The Canadian-US film was among seven titles from the GdA sidebar, all first or second features, competing for the €3,000 prize.
Foy’s debut follows three suburban teenagers whose lives are intertwined when one of them disappears and strange occurrences begin cropping up.
The jury was made up of five students from an Italian film school who said: “The film impressed us with its emotional density and the immediacy of its unrestrained, personal style, along with its ability to portray a loss as a subjective, poetic experience instead of the drama it objectively is.”
The Maiden is produced by FF Films’ Daiva Zalnieriunas and MDFF’s Dan Montgomery. Celluloid Dreams are handling international sales.
Other prizes
GdA’s people’s choice award went to UK filmmaker Georgia Oakley’s debut Blue Jean about a closeted PE teacher during 1970’s Thatcherism.
The film won 65% of the votes from GdA audiences, followed closely by Dirty Difficult Dangerous from Wissam Charaf and The Damned Don’t Cry by Fyzal Boulifa.
Cláudia Varejão’s Wolf And Dog took home the GdA director’s award of €20,000 to be split equally between herself and the film’s distributor, France’s MPM Premium.
Paying homage to São Miguel’s queer community, the film centres around a young girl whose best friend, a boy, likes to wear dresses and another friend from Canada who brings with her ”the glowing days of youth”.
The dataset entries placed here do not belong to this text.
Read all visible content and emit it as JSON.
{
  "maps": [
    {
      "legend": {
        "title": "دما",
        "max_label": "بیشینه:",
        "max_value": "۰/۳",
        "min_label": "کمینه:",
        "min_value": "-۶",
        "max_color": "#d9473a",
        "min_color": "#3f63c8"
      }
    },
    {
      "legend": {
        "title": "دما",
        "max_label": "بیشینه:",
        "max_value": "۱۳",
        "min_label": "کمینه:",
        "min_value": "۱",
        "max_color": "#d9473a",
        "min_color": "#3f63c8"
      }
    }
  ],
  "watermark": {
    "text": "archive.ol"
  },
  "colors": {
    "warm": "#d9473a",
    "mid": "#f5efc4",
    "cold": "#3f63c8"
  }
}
The jury featured 27 young European film enthusiasts and was headed by French filmmaker Céline Sciamma. Karlovy Vary International Film Festival artistic director Karel Och oversaw the deliberations.
Explaining their decision, the jury said: “The immersive world created in the film allowed us to engage in the important subject matter, presenting the queer characters as they are in their safe space. We found that the documentary-like elements contributed to the effectiveness and authenticity of the storytelling.”
Wolf And Dog’s producers were João Matos of Portugal’s Terratreme Filmes and Jérôme Blesson of Frances’s La Belle Affaire Productions.
Europa Cinemas award
Charaf’s Dirty Difficult Dangerous was awarded with the Europa Cinemas Label.
The Lebanese film, which opened the programme, entwines multiple love stories against the backdrop of Lebanon’s near collapse and stars Clara Couturent, Ziad Jallad, Rifaat Tarabey and Darina Al Joundi.
European cinemas will now receive financial incentives from Europa Cinema if they include Dirty Difficult Dangerous in their programming.
This is Charaf’s second feature film, following 2016 Cannes Acid title Heaven Sent, and is produced by Aurora Films. The co-producers are Intramovies, which also handles international sales on the title, and Né à Beyrouth Films.
The jury, who selected the “very original and surprisingly uplifting film”, comprised Michèle Creemers (Cinecenter, Amsterdam, The Netherlands); Marco Fortunato (Cinemazero, Pordenone, Italy); Hristo Hristozov (Dom na Kinoto, Sofia, Bulgaria) and Zacharias Ioannidis-Varvaressos (Cine Paradisos, Korydallos, Greece).
Previous winners of the Europa Cinema Label include Ivan Ikić’s Oasis and Californe by Alessandro Cassigoli and Casey Kauffman.